All this she had tried in the first few minutes. She had now been trapped for hours.
The details had unfolded. She had no food, she had no water. Girly had not thought to tell anyone where she was going. Her roommate was away for the week. Girly worked out of the apartment and her clients would begin to phone after a day or two about their jobs but it would take a week or more (she knew from experience) before they became exasperated enough to perhaps make more of an inquiry than phone message or e-mail. The car was well out of sight.
A major attempt to struggle led nowhere: she was pinned tightly, and she stopped suddenly with the thought that further effort might activate the air bag and then she would be crushed.
She spent considerable time pushing on the release button, trying different pressures, different angles.
At times she would open the door and hold it for as long as she could, get some fresh air. She could see birds in the trees. She could look across a vast distance of wilderness but she wasn’t really seeing it. Her world was confined to little more than the space of her body.

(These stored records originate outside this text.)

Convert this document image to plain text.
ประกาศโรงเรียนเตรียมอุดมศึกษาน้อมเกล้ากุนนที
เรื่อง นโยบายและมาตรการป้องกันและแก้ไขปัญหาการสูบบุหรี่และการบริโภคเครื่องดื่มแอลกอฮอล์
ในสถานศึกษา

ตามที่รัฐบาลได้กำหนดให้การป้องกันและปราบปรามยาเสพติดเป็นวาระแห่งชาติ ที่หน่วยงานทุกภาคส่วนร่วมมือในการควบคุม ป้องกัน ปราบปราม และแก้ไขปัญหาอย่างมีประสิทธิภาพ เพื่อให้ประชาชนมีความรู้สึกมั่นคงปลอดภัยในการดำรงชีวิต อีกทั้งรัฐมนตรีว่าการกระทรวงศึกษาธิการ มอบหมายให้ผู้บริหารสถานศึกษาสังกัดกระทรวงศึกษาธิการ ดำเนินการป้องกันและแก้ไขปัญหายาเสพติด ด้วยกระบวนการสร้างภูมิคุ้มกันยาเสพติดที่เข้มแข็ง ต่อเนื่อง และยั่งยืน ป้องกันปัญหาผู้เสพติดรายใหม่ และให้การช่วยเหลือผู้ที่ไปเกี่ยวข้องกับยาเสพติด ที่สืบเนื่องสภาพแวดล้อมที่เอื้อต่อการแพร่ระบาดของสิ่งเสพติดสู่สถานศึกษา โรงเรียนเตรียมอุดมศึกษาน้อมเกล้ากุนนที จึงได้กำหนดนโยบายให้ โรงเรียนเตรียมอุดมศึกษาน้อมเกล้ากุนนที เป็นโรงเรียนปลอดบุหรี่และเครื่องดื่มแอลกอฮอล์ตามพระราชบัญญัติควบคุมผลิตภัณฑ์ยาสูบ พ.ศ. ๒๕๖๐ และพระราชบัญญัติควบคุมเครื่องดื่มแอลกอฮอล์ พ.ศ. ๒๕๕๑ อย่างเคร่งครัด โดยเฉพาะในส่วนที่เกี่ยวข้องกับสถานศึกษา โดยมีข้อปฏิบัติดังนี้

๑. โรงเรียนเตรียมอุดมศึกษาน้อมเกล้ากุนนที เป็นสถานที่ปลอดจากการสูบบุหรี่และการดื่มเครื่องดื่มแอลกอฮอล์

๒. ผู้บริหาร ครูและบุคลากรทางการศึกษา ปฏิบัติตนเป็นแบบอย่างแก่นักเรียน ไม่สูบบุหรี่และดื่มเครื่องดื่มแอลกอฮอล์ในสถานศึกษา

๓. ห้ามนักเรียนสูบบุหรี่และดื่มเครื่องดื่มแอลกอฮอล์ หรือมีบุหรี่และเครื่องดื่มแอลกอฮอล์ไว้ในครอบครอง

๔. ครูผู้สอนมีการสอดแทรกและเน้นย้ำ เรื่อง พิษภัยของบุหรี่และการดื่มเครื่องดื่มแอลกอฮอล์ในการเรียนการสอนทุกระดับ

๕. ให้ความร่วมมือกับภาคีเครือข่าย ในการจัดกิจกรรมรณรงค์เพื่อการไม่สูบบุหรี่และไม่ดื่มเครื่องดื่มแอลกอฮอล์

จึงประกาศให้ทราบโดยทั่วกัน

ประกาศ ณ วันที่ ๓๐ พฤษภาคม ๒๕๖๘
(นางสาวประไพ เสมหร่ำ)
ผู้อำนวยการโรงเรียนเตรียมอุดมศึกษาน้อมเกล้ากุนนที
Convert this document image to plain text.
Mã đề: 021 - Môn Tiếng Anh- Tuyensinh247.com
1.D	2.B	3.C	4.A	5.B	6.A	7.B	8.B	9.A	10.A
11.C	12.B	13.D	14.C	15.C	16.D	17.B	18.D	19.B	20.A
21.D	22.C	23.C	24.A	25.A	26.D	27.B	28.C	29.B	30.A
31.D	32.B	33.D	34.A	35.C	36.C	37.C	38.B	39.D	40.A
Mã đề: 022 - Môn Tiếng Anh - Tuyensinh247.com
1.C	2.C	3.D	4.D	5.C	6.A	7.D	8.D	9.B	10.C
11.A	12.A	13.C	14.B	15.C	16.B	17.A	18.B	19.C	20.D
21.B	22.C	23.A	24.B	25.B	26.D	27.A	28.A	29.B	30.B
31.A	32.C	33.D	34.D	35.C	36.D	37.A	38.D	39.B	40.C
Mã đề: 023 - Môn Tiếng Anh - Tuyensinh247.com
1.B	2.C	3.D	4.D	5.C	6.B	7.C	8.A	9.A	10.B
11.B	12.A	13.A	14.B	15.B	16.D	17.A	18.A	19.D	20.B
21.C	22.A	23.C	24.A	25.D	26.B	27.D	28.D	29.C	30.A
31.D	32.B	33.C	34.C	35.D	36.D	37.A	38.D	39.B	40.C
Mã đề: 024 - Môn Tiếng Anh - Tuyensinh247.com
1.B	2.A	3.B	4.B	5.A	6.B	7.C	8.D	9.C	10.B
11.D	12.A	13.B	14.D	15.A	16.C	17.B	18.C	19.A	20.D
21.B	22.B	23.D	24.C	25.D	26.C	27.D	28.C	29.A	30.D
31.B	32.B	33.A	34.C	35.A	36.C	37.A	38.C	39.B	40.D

The late afternoon sun got to her, her favourite time of day. “This is really silly,” she said, aloud. Then she started to cry. Then she let the
book phrases dance across her mind and gave up to death. Thought, this car is going to be the death of me, it won’t give up until I’m dead.
Suddenly she felt quite calm, a serene giddyness. Why, the car isn’t trying to kill me, she realized. It is protecting me with this damned seatbelt in a mistaken way.
It would let her go when it thought she was dead. Oh, great.
Sleep was said to be little death but she could not fall asleep on demand and suspected that she would not be able to come back to an awake state with enough awareness to release herself before the car took hold.
Once she had known how to meditate. Meditation could bring on the effects of sleep.
What had she to lose…
She positioned her finger on the release mechanism and began… Maybe she slept. Maybe she ‘died’. Whatever it was – it worked. Some time later she was free.
Girly found the keys and started the car. All’s well that ends well and I intend to live happily ever after was what she thought as she drove home.